As mentioned above, the purpose of the “What Is Speculative Poetry” survey was to determine informally whether there is an overall consensus among the membership regarding what genres or sub-genres of poetry belong under the heading “speculative”.
Based on the results, the answer to that question is clear as mud–yes, there is consensus, and no, there really isn’t. Are we surprised? Not really!
Nevertheless, it is the consensus of the SFPA executive committee that this survey was, at least, an interesting experiment. We feel that you, our members and colleagues, will also find it interesting, and that, in regards to eligibility for our awards and publications, this survey can also be a useful tool to future SFPA editors and award Chairs, who are tasked with answering the practical question, “What is speculative poetry?”

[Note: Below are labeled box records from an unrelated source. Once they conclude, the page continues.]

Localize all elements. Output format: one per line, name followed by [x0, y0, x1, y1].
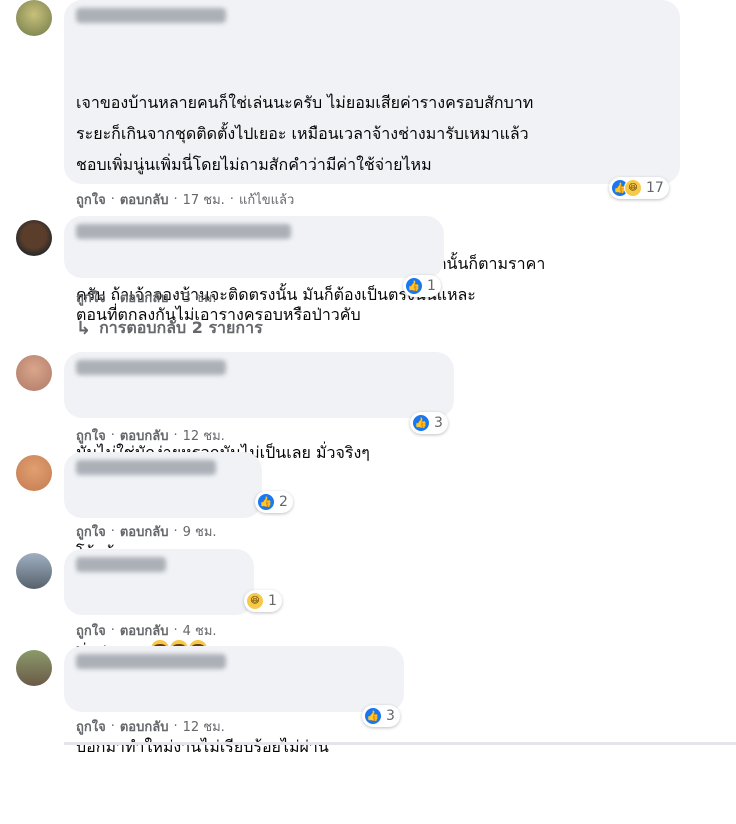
- reaction-summary[interactable]: 😆 1: [244, 590, 282, 612]
- reply-arrow-icon: ↳: [76, 318, 92, 339]
- reaction-count: 1: [268, 593, 277, 609]
- author-name[interactable]: [76, 654, 226, 669]
- comment-actions: ถูกใจ · ตอบกลับ · 9 ชม.: [76, 522, 217, 540]
- reply-button[interactable]: ตอบกลับ: [120, 287, 169, 308]
- timestamp[interactable]: 4 ชม.: [183, 620, 217, 641]
- reply-button[interactable]: ตอบกลับ: [120, 189, 169, 210]
- comment-actions: ถูกใจ · ตอบกลับ · 12 ชม.: [76, 426, 225, 444]
- separator: ·: [173, 523, 178, 539]
- avatar[interactable]: [16, 355, 52, 391]
- comment-bubble: เจาของบ้านหลายคนก็ใช่เล่นนะครับ ไม่ยอมเส…: [64, 0, 680, 304]
- separator: ·: [110, 718, 115, 734]
- timestamp[interactable]: 12 ชม.: [183, 716, 225, 737]
- like-icon: 👍: [405, 277, 423, 295]
- reaction-count: 3: [386, 708, 395, 724]
- reaction-summary[interactable]: 👍 3: [410, 412, 448, 434]
- timestamp[interactable]: 9 ชม.: [183, 521, 217, 542]
- like-icon: 👍: [364, 707, 382, 725]
- separator: ·: [110, 427, 115, 443]
- separator: ·: [110, 191, 115, 207]
- separator: ·: [173, 191, 178, 207]
- separator: ·: [173, 427, 178, 443]
- reaction-count: 2: [279, 494, 288, 510]
- avatar[interactable]: [16, 0, 52, 36]
- author-name[interactable]: [76, 224, 291, 239]
- comment-bubble: บอกมาทำใหม่งานไม่เรียบร้อยไม่ผ่าน: [64, 646, 404, 756]
- reaction-summary[interactable]: 👍 😆 17: [609, 177, 669, 199]
- separator: ·: [110, 622, 115, 638]
- like-icon: 👍: [412, 414, 430, 432]
- author-name[interactable]: [76, 360, 226, 375]
- comment-paragraph: เจาของบ้านหลายคนก็ใช่เล่นนะครับ ไม่ยอมเส…: [76, 93, 534, 174]
- timestamp[interactable]: 12 ชม.: [183, 425, 225, 446]
- author-name[interactable]: [76, 460, 216, 475]
- reaction-count: 1: [427, 278, 436, 294]
- avatar[interactable]: [16, 220, 52, 256]
- author-name[interactable]: [76, 8, 226, 23]
- view-replies-label: การตอบกลับ 2 รายการ: [99, 318, 263, 337]
- like-button[interactable]: ถูกใจ: [76, 521, 106, 542]
- view-replies-link[interactable]: ↳ การตอบกลับ 2 รายการ: [76, 316, 263, 341]
- separator: ·: [110, 289, 115, 305]
- comment-actions: ถูกใจ · ตอบกลับ · 4 ชม.: [76, 621, 217, 639]
- haha-icon: 😆: [246, 592, 264, 610]
- like-button[interactable]: ถูกใจ: [76, 425, 106, 446]
- reaction-summary[interactable]: 👍 3: [362, 705, 400, 727]
- avatar[interactable]: [16, 553, 52, 589]
- like-icon: 👍: [257, 493, 275, 511]
- haha-icon: 😆: [624, 179, 642, 197]
- comment-bubble: ตอนที่ตกลงกันไม่เอารางครอบหรือป่าวคับ: [64, 216, 444, 324]
- separator: ·: [173, 718, 178, 734]
- like-button[interactable]: ถูกใจ: [76, 620, 106, 641]
- comment-actions: ถูกใจ · ตอบกลับ · 3 ชม.: [76, 288, 217, 306]
- like-button[interactable]: ถูกใจ: [76, 189, 106, 210]
- avatar[interactable]: [16, 455, 52, 491]
- separator: ·: [110, 523, 115, 539]
- timestamp[interactable]: 17 ชม.: [183, 189, 225, 210]
- timestamp[interactable]: 3 ชม.: [183, 287, 217, 308]
- comment-bubble: ท่อสูตรเลย: [64, 549, 254, 659]
- reaction-summary[interactable]: 👍 1: [403, 275, 441, 297]
- separator: ·: [229, 191, 234, 207]
- reaction-count: 3: [434, 415, 443, 431]
- comment-bubble: โอ้ยน้อ: [64, 452, 262, 562]
- comment-actions: ถูกใจ · ตอบกลับ · 12 ชม.: [76, 717, 225, 735]
- separator: ·: [173, 622, 178, 638]
- author-name[interactable]: [76, 557, 166, 572]
- like-button[interactable]: ถูกใจ: [76, 716, 106, 737]
- comment-text: บอกมาทำใหม่งานไม่เรียบร้อยไม่ผ่าน: [76, 669, 392, 824]
- avatar[interactable]: [16, 650, 52, 686]
- reply-button[interactable]: ตอบกลับ: [120, 425, 169, 446]
- comment-actions: ถูกใจ · ตอบกลับ · 17 ชม. · แก้ไขแล้ว: [76, 190, 294, 208]
- separator: ·: [173, 289, 178, 305]
- comment-bubble: มันไม่ใช่มักง่ายหรอกมันไม่เป็นเลย มั่วจร…: [64, 352, 454, 462]
- reply-button[interactable]: ตอบกลับ: [120, 716, 169, 737]
- like-button[interactable]: ถูกใจ: [76, 287, 106, 308]
- reaction-count: 17: [646, 180, 664, 196]
- reply-button[interactable]: ตอบกลับ: [120, 521, 169, 542]
- reaction-summary[interactable]: 👍 2: [255, 491, 293, 513]
- edited-label: แก้ไขแล้ว: [238, 192, 295, 208]
- reply-button[interactable]: ตอบกลับ: [120, 620, 169, 641]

As of the writing of this summary, the SFPA’s implicit policy is that the determination of eligibility of poems (and poetry collections) as speculative is subject to the discretion of our appointed editors and chairs, with oversight by the SFPA executive committee. This policy may change, and/or be made more explicit in our official guidelines, pursuant to ongoing (and future) review. As ever, we encourage discussion and feedback on this and other topics of interest to our community. In the meantime, we want to express our sincere thanks to everyone who participated in this survey—as well as the members of our discussion forums—for your investment in the SFPA and the speculative poetry community.